Statue of Chris Cornell
- The statue in 2021
- Interactive map of Statue of Chris Cornell
- Location: Museum of Pop Culture, Seattle, Washington, U.S.
- Coordinates: 47°37′16″N 122°20′52″W﻿ / ﻿47.62120°N 122.34784°W
- Type: Statue
- Material: Bronze
- Dedicated date: 2018
- Dedicated to: Chris Cornell

= Statue of Chris Cornell =

Statue by Nick Marra in Seattle, Washington, U.S.

A bronze sculpture depicting late Soundgarden vocalist Chris Cornell (called Chris Cornell in Performance) is installed outside Seattle's Museum of Pop Culture (MoPop), in the U.S. state of Washington. The statue was created by sculptor and special effects artist Nick Marra.

Chris's widow Vicky Cornell announced in August 2017 that Wayne Toth had been commissioned to create the sculpture.
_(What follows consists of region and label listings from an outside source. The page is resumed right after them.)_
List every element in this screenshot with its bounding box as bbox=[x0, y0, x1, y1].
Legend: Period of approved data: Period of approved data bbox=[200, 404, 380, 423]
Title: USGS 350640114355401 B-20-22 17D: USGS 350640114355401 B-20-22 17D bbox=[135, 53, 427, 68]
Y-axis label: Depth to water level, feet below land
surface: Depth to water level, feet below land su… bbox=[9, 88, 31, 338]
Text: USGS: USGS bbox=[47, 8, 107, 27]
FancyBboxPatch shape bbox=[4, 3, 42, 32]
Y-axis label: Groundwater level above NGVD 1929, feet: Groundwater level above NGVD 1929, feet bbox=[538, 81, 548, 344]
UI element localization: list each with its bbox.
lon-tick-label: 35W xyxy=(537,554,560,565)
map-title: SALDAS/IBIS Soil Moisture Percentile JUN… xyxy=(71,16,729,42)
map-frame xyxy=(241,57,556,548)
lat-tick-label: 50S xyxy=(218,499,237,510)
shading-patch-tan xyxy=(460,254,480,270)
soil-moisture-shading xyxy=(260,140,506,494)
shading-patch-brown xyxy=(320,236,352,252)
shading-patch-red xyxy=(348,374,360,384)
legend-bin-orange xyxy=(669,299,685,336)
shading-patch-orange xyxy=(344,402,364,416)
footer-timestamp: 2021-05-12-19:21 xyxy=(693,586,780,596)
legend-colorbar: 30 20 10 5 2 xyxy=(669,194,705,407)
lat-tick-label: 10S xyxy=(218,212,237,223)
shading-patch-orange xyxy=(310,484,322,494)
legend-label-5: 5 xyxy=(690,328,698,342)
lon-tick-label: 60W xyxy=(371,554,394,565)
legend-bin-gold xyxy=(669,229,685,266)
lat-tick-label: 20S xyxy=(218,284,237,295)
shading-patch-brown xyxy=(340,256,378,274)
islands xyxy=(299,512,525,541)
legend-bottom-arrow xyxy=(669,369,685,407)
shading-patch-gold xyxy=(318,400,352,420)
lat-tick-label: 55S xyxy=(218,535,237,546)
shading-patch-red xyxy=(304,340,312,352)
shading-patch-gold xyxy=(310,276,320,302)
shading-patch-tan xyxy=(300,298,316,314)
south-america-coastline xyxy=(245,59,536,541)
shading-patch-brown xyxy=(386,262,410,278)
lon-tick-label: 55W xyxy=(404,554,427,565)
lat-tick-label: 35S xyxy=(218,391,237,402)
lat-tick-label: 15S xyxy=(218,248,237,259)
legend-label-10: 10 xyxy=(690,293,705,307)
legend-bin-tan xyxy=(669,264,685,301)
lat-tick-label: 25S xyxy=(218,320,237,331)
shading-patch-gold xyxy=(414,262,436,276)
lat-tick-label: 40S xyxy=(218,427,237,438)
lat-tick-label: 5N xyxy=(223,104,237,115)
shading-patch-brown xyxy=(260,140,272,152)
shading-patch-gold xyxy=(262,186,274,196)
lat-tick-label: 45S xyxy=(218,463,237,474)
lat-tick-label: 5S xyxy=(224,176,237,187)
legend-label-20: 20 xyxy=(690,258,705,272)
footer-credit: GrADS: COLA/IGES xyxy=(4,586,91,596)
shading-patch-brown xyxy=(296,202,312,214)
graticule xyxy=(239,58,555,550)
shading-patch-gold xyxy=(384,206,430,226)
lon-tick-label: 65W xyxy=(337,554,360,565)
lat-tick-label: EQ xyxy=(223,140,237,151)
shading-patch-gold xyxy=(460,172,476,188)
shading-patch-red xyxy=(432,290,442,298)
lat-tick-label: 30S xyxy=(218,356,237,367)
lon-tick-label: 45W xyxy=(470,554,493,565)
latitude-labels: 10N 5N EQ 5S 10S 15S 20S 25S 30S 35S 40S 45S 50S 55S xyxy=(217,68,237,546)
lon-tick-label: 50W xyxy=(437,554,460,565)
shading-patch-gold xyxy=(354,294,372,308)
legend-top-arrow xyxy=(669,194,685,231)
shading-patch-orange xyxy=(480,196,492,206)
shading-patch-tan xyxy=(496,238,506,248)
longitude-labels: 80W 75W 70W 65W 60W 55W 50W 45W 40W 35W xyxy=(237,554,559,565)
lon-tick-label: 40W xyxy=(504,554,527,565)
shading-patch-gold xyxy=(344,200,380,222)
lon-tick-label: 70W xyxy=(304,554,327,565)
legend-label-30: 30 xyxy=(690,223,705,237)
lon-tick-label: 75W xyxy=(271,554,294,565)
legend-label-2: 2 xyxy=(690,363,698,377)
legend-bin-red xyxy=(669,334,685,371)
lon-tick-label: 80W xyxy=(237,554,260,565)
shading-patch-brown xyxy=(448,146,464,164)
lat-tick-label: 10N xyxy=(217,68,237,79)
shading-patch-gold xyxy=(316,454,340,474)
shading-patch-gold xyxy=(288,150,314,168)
The sculpture created by Nick Marra was first displayed to the public on October 7, 2018, in a ceremony attended by his widow, three children, and remaining members of Soundgarden. The life-size statue shows the musician holding a guitar. Vicky Cornell donated the statue to the MoPop museum.

The statue was vandalized in August 2020.